I agree with Mr Moose, 

 

You throw enough money and minds at a problem that has already been solved once and you will get to the solution, china has both a great deal of money, and a great deal of minds, highly educated, some in the top echelon of their fields. 

 

It is funny to me that many people still have this view of China as a back water, 'Soviet' style country. They are some HIGHLY educated, highly driven people. And if you give them a machine and say, make this, they will find a way.

 

It doesn't have to be perfect, it may be a case of UV with multi-patterning, in the beginning at least, but they will find a way to advance on every generation oh machine they make. Deals for optics, IP, designs, ect can take a god awful amount of time, something the Chinese government don't really have to do. 

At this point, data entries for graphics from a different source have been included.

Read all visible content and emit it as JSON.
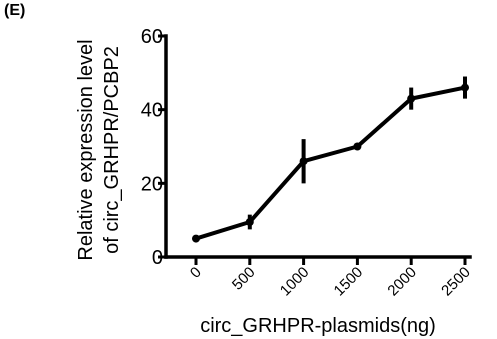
{
  "panel_label": "(E)",
  "chart_data": {
    "type": "line",
    "x": [
      "0",
      "500",
      "1000",
      "1500",
      "2000",
      "2500"
    ],
    "series": [
      {
        "values": [
          5,
          9.5,
          26,
          30,
          43,
          46
        ],
        "error": [
          0.5,
          2,
          6,
          0.8,
          3,
          3
        ]
      }
    ],
    "ylim": [
      0,
      60
    ],
    "yticks": [
      0,
      20,
      40,
      60
    ],
    "xlabel": "circ_GRHPR-plasmids(ng)",
    "ylabel": [
      "Relative expression level",
      "of circ_GRHPR/PCBP2"
    ],
    "grid": false
  }
}
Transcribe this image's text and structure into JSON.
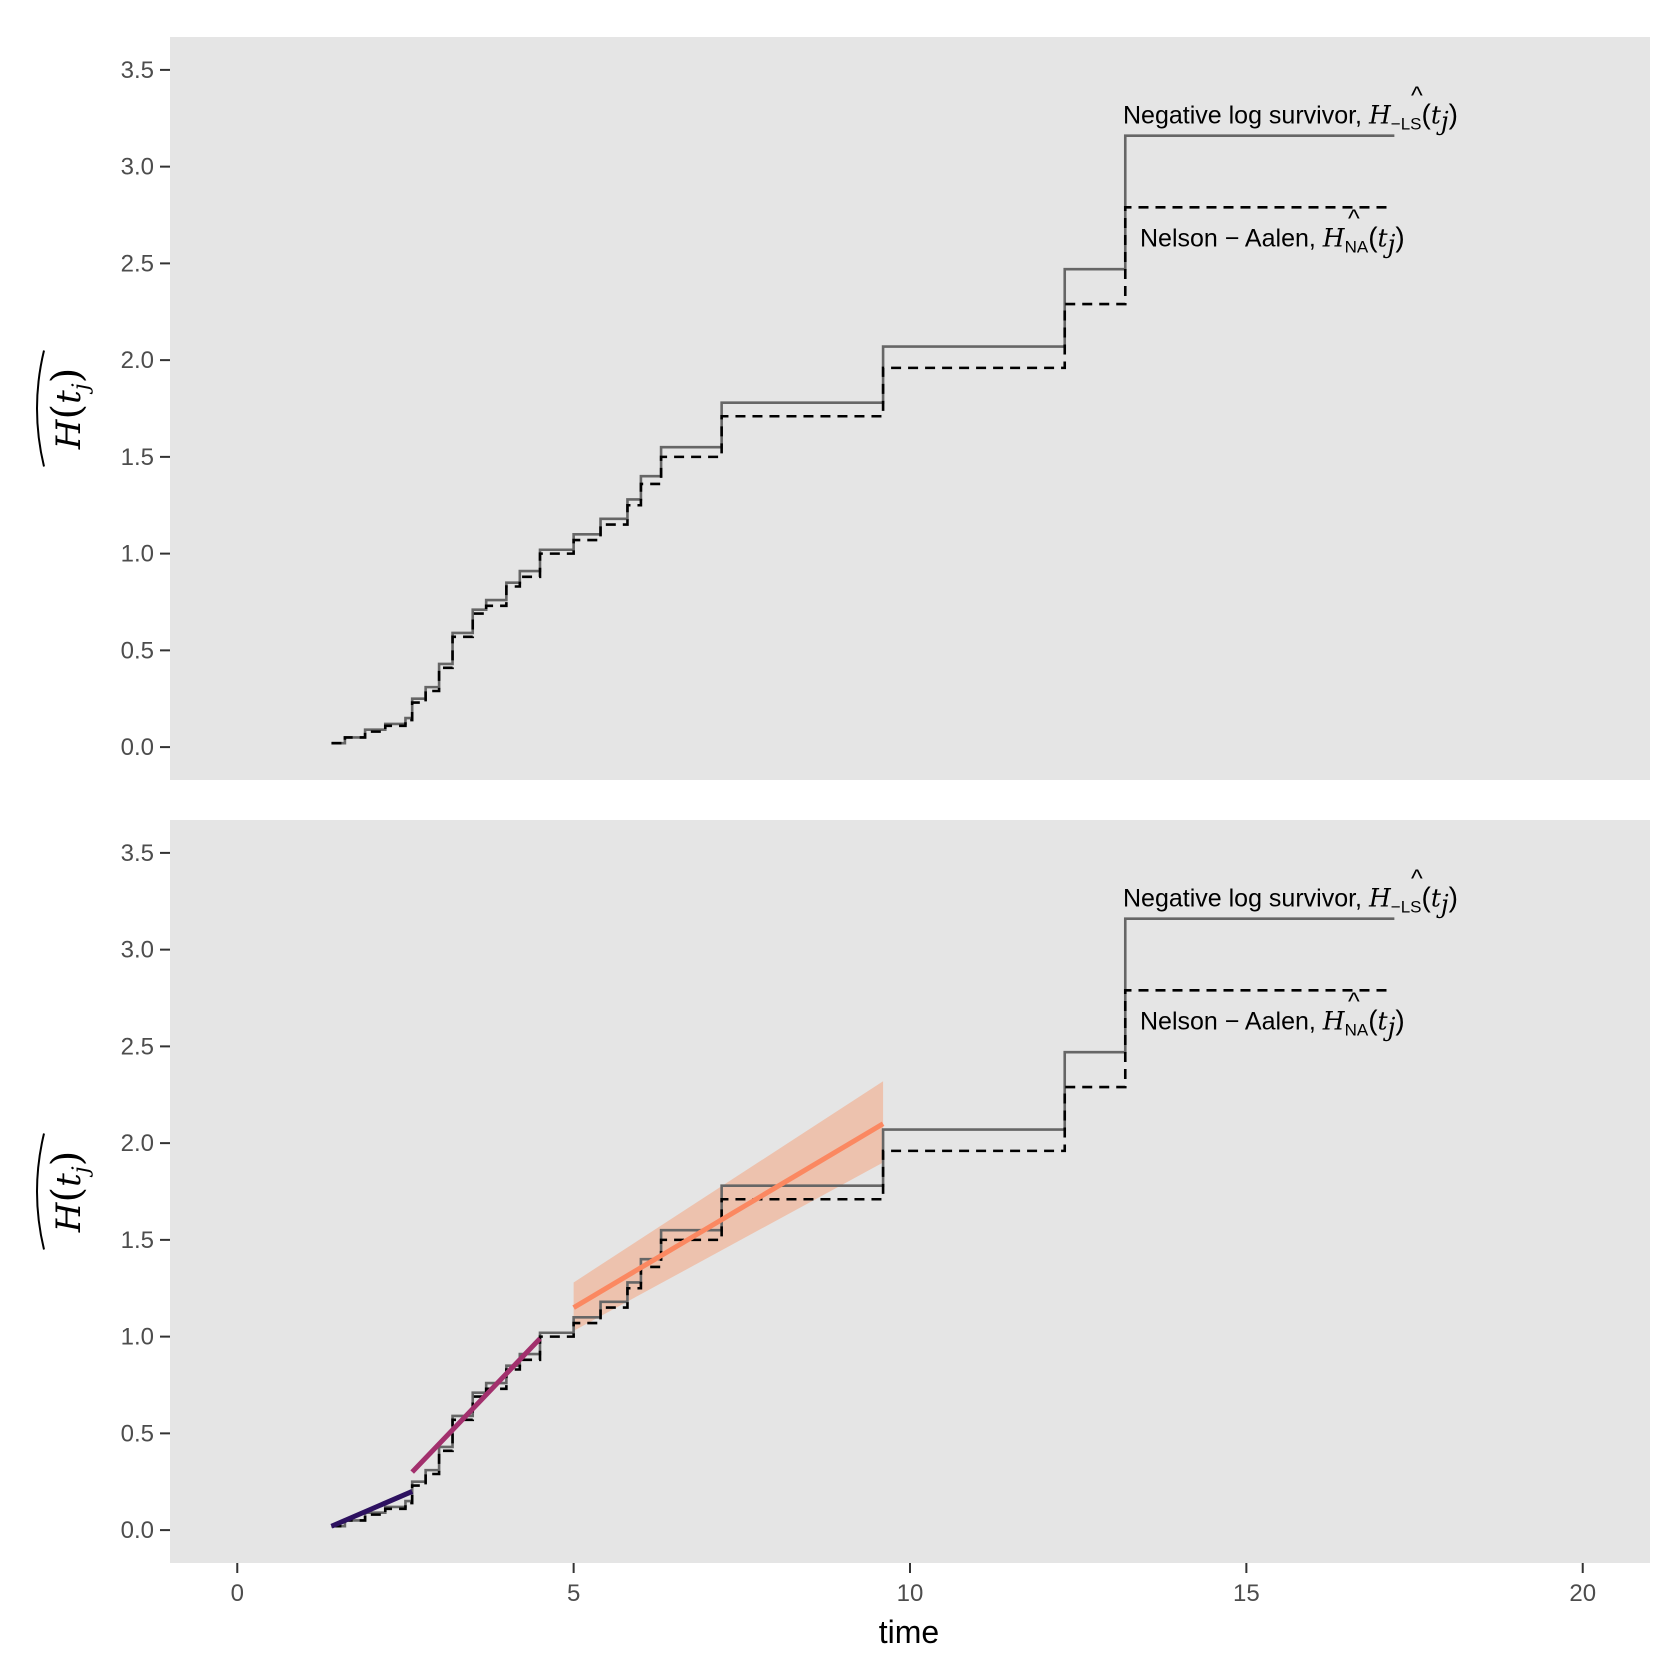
{
  "chart_data": {
    "type": "line",
    "xlabel": "time",
    "ylabel": "H(t_j)",
    "ylabel_display": {
      "main": "H",
      "open": "(",
      "t": "t",
      "sub": "j",
      "close": ")"
    },
    "xlim": [
      -1,
      21
    ],
    "ylim": [
      -0.17,
      3.67
    ],
    "x_ticks": [
      0,
      5,
      10,
      15,
      20
    ],
    "x_tick_labels": [
      "0",
      "5",
      "10",
      "15",
      "20"
    ],
    "y_ticks": [
      0,
      0.5,
      1,
      1.5,
      2,
      2.5,
      3,
      3.5
    ],
    "y_tick_labels": [
      "0.0",
      "0.5",
      "1.0",
      "1.5",
      "2.0",
      "2.5",
      "3.0",
      "3.5"
    ],
    "annotations": {
      "nls_text": "Negative log survivor,",
      "nls_symbol": "H",
      "nls_sub": "−LS",
      "na_text": "Nelson − Aalen,",
      "na_symbol": "H",
      "na_sub": "NA",
      "paren_open": "(",
      "paren_close": ")",
      "t": "t",
      "j": "j",
      "hat": "^"
    },
    "series": [
      {
        "name": "Negative log survivor",
        "style": "solid",
        "color": "#666666",
        "step_x": [
          1.4,
          1.6,
          1.9,
          2.2,
          2.5,
          2.6,
          2.8,
          3.0,
          3.2,
          3.5,
          3.7,
          4.0,
          4.2,
          4.5,
          5.0,
          5.4,
          5.8,
          6.0,
          6.3,
          7.2,
          9.6,
          12.3,
          13.2,
          17.2
        ],
        "step_y": [
          0.02,
          0.05,
          0.09,
          0.12,
          0.15,
          0.25,
          0.31,
          0.43,
          0.59,
          0.71,
          0.76,
          0.85,
          0.91,
          1.02,
          1.1,
          1.18,
          1.28,
          1.4,
          1.55,
          1.78,
          2.07,
          2.47,
          3.16,
          3.16
        ]
      },
      {
        "name": "Nelson − Aalen",
        "style": "dashed",
        "color": "#000000",
        "step_x": [
          1.4,
          1.6,
          1.9,
          2.2,
          2.5,
          2.6,
          2.8,
          3.0,
          3.2,
          3.5,
          3.7,
          4.0,
          4.2,
          4.5,
          5.0,
          5.4,
          5.8,
          6.0,
          6.3,
          7.2,
          9.6,
          12.3,
          13.2,
          17.1
        ],
        "step_y": [
          0.02,
          0.05,
          0.08,
          0.11,
          0.14,
          0.23,
          0.29,
          0.41,
          0.57,
          0.69,
          0.73,
          0.83,
          0.88,
          1.0,
          1.07,
          1.15,
          1.25,
          1.36,
          1.5,
          1.71,
          1.96,
          2.29,
          2.79,
          2.79
        ]
      }
    ],
    "fits": [
      {
        "name": "segment 1",
        "color": "#2d1160",
        "x": [
          1.4,
          2.6
        ],
        "y": [
          0.02,
          0.2
        ]
      },
      {
        "name": "segment 2",
        "color": "#a2306d",
        "x": [
          2.6,
          4.5
        ],
        "y": [
          0.3,
          0.99
        ]
      },
      {
        "name": "segment 3",
        "color": "#fb8861",
        "band_color": "#f4a582",
        "x": [
          5.0,
          9.6
        ],
        "y": [
          1.15,
          2.1
        ],
        "band_lower": [
          1.03,
          1.9
        ],
        "band_upper": [
          1.28,
          2.32
        ]
      }
    ],
    "panels": [
      {
        "name": "top",
        "show_fits": false
      },
      {
        "name": "bottom",
        "show_fits": true
      }
    ]
  }
}
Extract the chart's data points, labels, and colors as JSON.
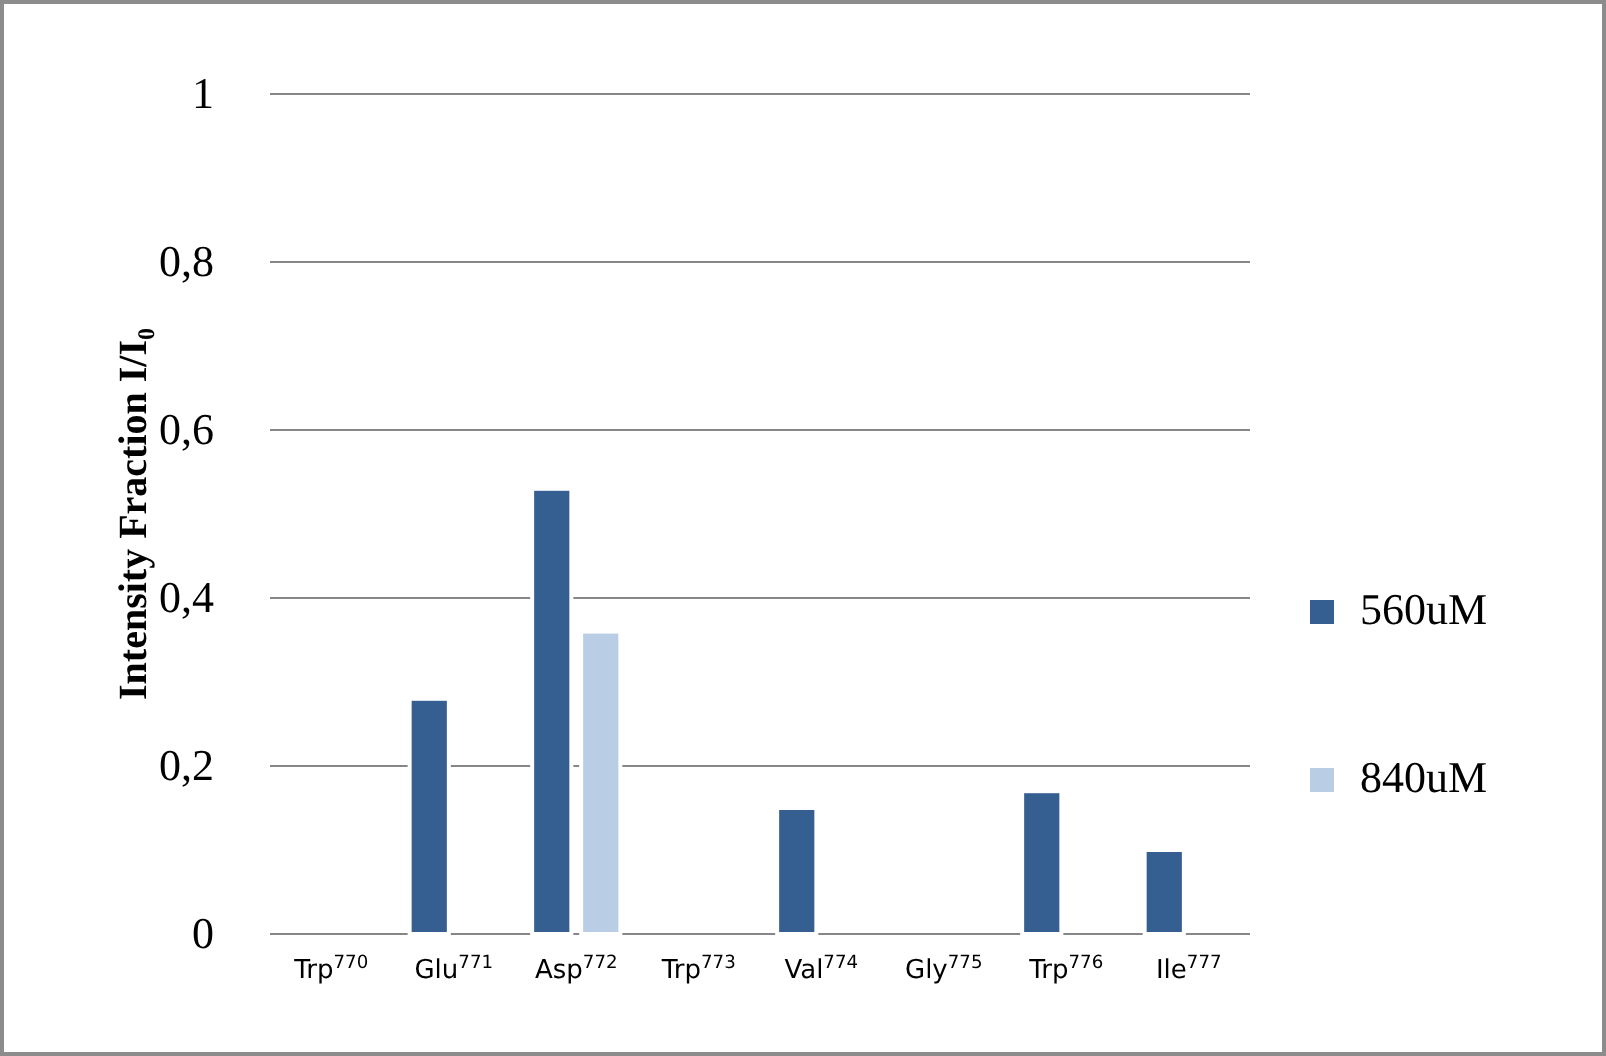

Considering it took ASML and industry partners over 15 years to get a viable EUV scanner system built for high volume manufacturing to be able to produce sub 7nm chips, and they are the only ones out there with a working unit, it will take the Chinese well over another decade to figure out the technology and get it to the point where they can mass produce with the systems.

 

The semi-conductor industry is a very high cost intensive industry, with large needs for capital to build the fabs, acquire the tools, and hire highly technically skilled people to be able to design and build chips. China has the potential for the latter down already, but the issue is former. It has been trying to close the gap here in technical know-how through attempting acquisitions, but the current political climate in Washington and in the West from here on makes another effort to outright buy the expertise makes this unlikely.

 

And at this current pace, China in order to catch up would need the decades of human capital and expertise these companies have collected. It is one thing to talk about theoretical science, it's another to demonstrate the applied sciences needed for high end semiconductor production. Calibrating and perfecting the application of a theory is much harder than just mere application. It takes years and years of experience, trial and error, even sometimes lucky mistakes to really master applying a complicated theory. In said process, sometimes new scientific phenomenons are observed and need to be explained.

 

This isn't an industry where you can start from scratch and be among the best in a few years.